本記事では、最新の決算データをもとに、成長加速中かつPERが依然として10倍を下回っている3銘柄をピックアップ。なぜ市場はこれらを見落としているのか、そして今後の株価上昇余地はあるのかを考察する。
割安成長株①:トレックス・セミコンダクター(6616)
2025年5月13日に発表された2025年3月期決算では、売上高が前年比+18.3%の310億円、営業利益は+35.6%の58億円と大幅増益。自動車および産業機器向け電源ICの需要が世界的に高まっており、車載電装化の流れを背景に収益が拡大している。
それにもかかわらず、現在の株価水準でのPERは9.4倍、PBRは1.2倍。自己資本比率は70%を超えており、財務も健全。中期経営計画でもさらなる利益成長を見込んでおり、今後の株価上昇が期待される。
割安成長株②:イワキ(8095)
医薬品原料や化学品を取り扱う専門商社であるイワキは、2025年4月15日に発表した2025年11月期第1四半期決算で、経常利益が前年同期比+28.7%の18億円に急増。製薬業界の回復に伴い、取引量が増加している。
注目すべきはそのPERで、現在8.2倍。配当利回りも3.1%と魅力的だ。加えて、2025年には新たに医薬品物流センターを稼働させる計画が進行中で、物流機能の強化が業績寄与に繋がる見通しだ。
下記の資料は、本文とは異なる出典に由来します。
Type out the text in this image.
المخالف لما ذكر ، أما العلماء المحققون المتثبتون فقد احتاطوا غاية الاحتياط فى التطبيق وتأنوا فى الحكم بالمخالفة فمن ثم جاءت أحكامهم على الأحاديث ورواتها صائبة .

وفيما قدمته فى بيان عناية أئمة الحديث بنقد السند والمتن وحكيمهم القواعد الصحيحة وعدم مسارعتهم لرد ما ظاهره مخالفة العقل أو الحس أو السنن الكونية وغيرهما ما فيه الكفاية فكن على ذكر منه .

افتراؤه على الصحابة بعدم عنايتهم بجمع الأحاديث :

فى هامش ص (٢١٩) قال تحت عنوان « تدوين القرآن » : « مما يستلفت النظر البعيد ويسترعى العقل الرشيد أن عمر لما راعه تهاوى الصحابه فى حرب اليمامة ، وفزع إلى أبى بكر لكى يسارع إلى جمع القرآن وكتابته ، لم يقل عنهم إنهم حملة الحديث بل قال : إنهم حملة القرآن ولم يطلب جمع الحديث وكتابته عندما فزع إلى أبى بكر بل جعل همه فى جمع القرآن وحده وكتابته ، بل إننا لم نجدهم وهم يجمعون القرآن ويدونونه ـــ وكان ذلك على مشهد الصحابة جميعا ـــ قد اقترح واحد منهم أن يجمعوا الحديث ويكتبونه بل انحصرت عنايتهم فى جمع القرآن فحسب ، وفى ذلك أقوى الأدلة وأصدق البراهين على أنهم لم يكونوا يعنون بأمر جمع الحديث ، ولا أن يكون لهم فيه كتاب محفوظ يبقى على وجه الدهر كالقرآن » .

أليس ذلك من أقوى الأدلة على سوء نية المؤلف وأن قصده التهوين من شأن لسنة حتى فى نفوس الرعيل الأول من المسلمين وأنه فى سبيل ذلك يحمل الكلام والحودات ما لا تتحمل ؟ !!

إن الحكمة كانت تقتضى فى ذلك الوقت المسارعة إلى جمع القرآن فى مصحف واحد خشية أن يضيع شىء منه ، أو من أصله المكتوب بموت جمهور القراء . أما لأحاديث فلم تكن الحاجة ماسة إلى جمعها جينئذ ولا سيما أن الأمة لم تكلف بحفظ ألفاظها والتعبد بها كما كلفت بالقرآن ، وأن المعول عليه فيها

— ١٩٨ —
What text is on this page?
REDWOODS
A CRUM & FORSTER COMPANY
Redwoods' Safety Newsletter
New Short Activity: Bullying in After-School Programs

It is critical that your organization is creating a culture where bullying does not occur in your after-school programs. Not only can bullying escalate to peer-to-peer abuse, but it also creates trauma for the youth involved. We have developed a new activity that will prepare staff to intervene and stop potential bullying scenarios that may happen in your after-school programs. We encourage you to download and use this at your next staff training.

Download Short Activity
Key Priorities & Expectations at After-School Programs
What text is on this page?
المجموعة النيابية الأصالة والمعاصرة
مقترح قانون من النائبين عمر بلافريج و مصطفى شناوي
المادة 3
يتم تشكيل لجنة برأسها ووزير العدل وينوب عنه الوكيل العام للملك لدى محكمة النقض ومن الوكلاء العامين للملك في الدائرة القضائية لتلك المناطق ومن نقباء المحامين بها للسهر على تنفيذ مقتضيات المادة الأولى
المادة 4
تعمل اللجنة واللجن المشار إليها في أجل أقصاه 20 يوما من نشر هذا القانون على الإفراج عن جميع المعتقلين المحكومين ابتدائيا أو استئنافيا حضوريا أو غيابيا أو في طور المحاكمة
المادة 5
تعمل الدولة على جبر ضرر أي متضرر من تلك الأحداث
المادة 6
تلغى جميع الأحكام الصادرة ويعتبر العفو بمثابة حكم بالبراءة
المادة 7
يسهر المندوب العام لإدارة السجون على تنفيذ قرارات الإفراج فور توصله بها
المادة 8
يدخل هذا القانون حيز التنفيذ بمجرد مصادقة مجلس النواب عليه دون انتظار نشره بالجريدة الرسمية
割安成長株③:アドバンテッジリスクマネジメント(8769)
メンタルヘルス支援やEAP(従業員支援プログラム)を提供する同社は、人的資本経営の潮流に乗って法人契約を着実に増やしている。2025年3月期決算では売上高が+12.4%、営業利益が+30.1%と高い成長率を記録。
現在のPERは9.1倍、自己資本比率は65%。また、2025年度のガイダンスでは営業利益の15%成長を見込んでおり、安定的な収益基盤を構築しつつある。人的資本の開示義務化を背景に、さらなるサービス需要が見込まれる。
なぜ「割安」なのか?
これらの銘柄に共通するのは、成長力に比べて市場評価がまだ追いついていない点である。その背景には、①中小型株であるため機関投資家の注目が薄い、②アナリストによるカバレッジが限定的、③地味な業種イメージが敬遠されやすい、といった要因がある。
しかし、2025年に入り、米国の金利上昇が一服し、国内個人投資家を中心に割安株への関心が再び高まっている。加えて、東証によるPBR1倍割れ企業への改善要請や企業の自社株買いの増加も、評価見直しを後押しする可能性がある。
今後の注目点
足元の業績だけでなく、次の決算(2025年7月~8月発表予定)でのガイダンス更新にも注視したい。また、政府のスタートアップ支援政策や脱炭素関連の投資が続く中で、今後の業績拡大余地が大きい企業も多数存在する。
短期的な材料ではなく、中長期的な成長性と財務健全性を見極めることが、「真の割安成長株」を見つけるカギとなるだろう。